More recently, I teamed up with Hyunsan Cho, Eve Puffer, and John Gallis to conduct a secondary analysis of the impact of a school support intervention on mental health. From 2011 to 2014, Hyunsan and colleagues conducted a cluster randomized trial of a school support intervention for orphans in Kenya. We found that the intervention prevented depression severity scores from increasing over time among adolescents recruited from intervention schools. There was no evidence of treatment heterogeneity by gender or baseline depression status. The intervention effect on depression was partially mediated by higher levels of continuous school enrollment among the intervention group, but this mediated effect was small. We concluded that school support for orphans may help to buffer against the onset or worsening of depression symptoms over time, promoting resilience among an important at-risk population.
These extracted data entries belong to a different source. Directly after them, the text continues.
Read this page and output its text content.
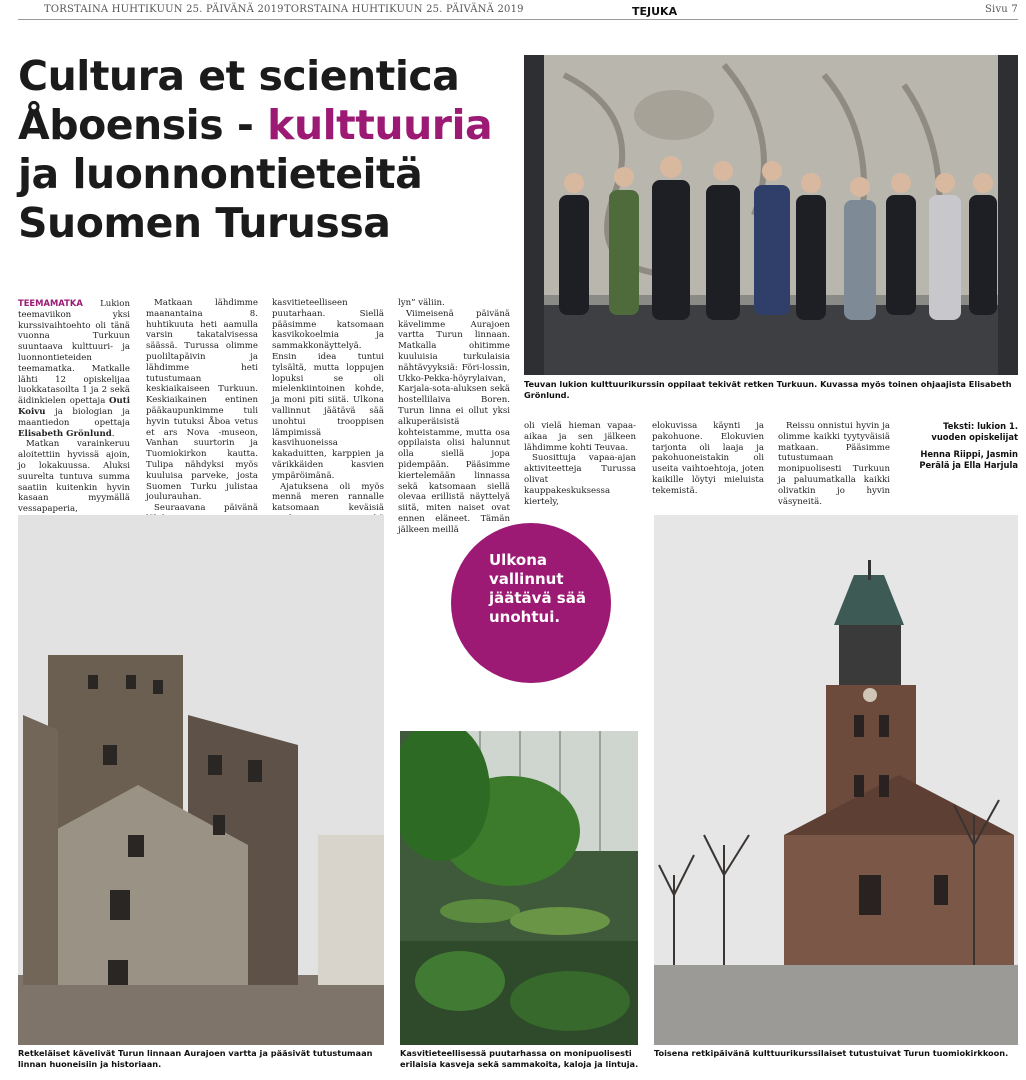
TORSTAINA HUHTIKUUN 25. PÄIVÄNÄ 2019 TORSTAINA HUHTIKUUN 25. PÄIVÄNÄ 2019	TEJUKA	Sivu 7
Cultura et scientica
Åboensis - kulttuuria
ja luonnontieteitä
Suomen Turussa
Teuvan lukion kulttuurikurssin oppilaat tekivät retken Turkuun. Kuvassa myös toinen ohjaajista Elisabeth Grönlund.

TEEMAMATKA Lukion teemaviikon yksi kurssivaihtoehto oli tänä vuonna Turkuun suuntaava kulttuuri- ja luonnontieteiden teemamatka. Matkalle lähti 12 opiskelijaa luokkatasoilta 1 ja 2 sekä äidinkielen opettaja Outi Koivu ja biologian ja maantiedon opettaja Elisabeth Grönlund.

Matkan varainkeruu aloitettiin hyvissä ajoin, jo lokakuussa. Aluksi suurelta tuntuva summa saatiin kuitenkin hyvin kasaan myymällä vessapaperia,

Matkaan lähdimme maanantaina 8. huhtikuuta heti aamulla varsin takatalvisessa säässä. Turussa olimme puoliltapäivin ja lähdimme heti tutustumaan keskiaikaiseen Turkuun. Keskiaikainen entinen pääkaupunkimme tuli hyvin tutuksi Åboa vetus et ars Nova -museon, Vanhan suurtorin ja Tuomiokirkon kautta. Tulipa nähdyksi myös kuuluisa parveke, josta Suomen Turku julistaa joulurauhan.

Seuraavana päivänä

kasvitieteelliseen puutarhaan. Siellä pääsimme katsomaan kasvikokoelmia ja sammakkonäyttelyä. Ensin idea tuntui tylsältä, mutta loppujen lopuksi se oli mielenkiintoinen kohde, ja moni piti siitä. Ulkona vallinnut jäätävä sää unohtui trooppisen lämpimissä kasvihuoneissa kakaduitten, karppien ja värikkäiden kasvien ympäröimänä.

Ajatuksena oli myös mennä meren rannalle katsomaan keväisiä

lyn” väliin.

Viimeisenä päivänä kävelimme Aurajoen vartta Turun linnaan. Matkalla ohitimme kuuluisia turkulaisia nähtävyyksiä: Föri-lossin, Ukko-Pekka-höyrylaivan, Karjala-sota-aluksen sekä hostellilaiva Boren. Turun linna ei ollut yksi alkuperäisistä kohteistamme, mutta osa oppilaista olisi halunnut olla siellä jopa pidempään. Pääsimme kiertelemään linnassa sekä katsomaan siellä olevaa erillistä näyttelyä siitä, miten naiset ovat ennen eläneet. Tämän jälkeen meillä

oli vielä hieman vapaa-aikaa ja sen jälkeen lähdimme kohti Teuvaa.

Suosittuja vapaa-ajan aktiviteetteja Turussa olivat kauppakeskuksessa kiertely,

elokuvissa käynti ja pakohuone. Elokuvien tarjonta oli laaja ja pakohuoneistakin oli useita vaihtoehtoja, joten kaikille löytyi mieluista tekemistä.

Reissu onnistui hyvin ja olimme kaikki tyytyväisiä matkaan. Pääsimme tutustumaan monipuolisesti Turkuun ja paluumatkalla kaikki olivatkin jo hyvin väsyneitä.

Teksti: lukion 1. vuoden opiskelijat
Henna Riippi, Jasmin Perälä ja Ella Harjula
Retkeläiset kävelivät Turun linnaan Aurajoen vartta ja pääsivät tutustumaan linnan huoneisiin ja historiaan.
Ulkona vallinnut jäätävä sää unohtui.
Kasvitieteellisessä puutarhassa on monipuolisesti erilaisia kasveja sekä sammakoita, kaloja ja lintuja.
Toisena retkipäivänä kulttuurikurssilaiset tutustuivat Turun tuomiokirkkoon.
Family-Based Interventions

Most kids grow up in family systems, so promoting child development, health, and well-being means engaging families in prevention and treatment. Family-based work presents some interesting methodological and implementation challenges, however. How do you measure constructs like family functioning and child maltreatment? What is the best way to rigorously evaluate complex interventions? I’ve had the opportunity to explore these issues in Kenya and Liberia through a collaboration with Eve Puffer. She heads a research team that develops and tests family-based interventions. Some of her work is done in partnership with the International Rescue Committee.

Parents Make the Difference



I’ve worked on a number of studies that touch on issues related to HIV prevention and treatment. Most recently, I led a team in Zimbabwe developing a measure of caregiver readiness to disclose a child’s HIV status to the child (NICHD 5R21HD076695-03).

Forced Migration

As a doctoral student just starting out in global mental health, I spent the better part of 2007 living in northern Uganda and learning about community rebuilding after decades of protracted conflict.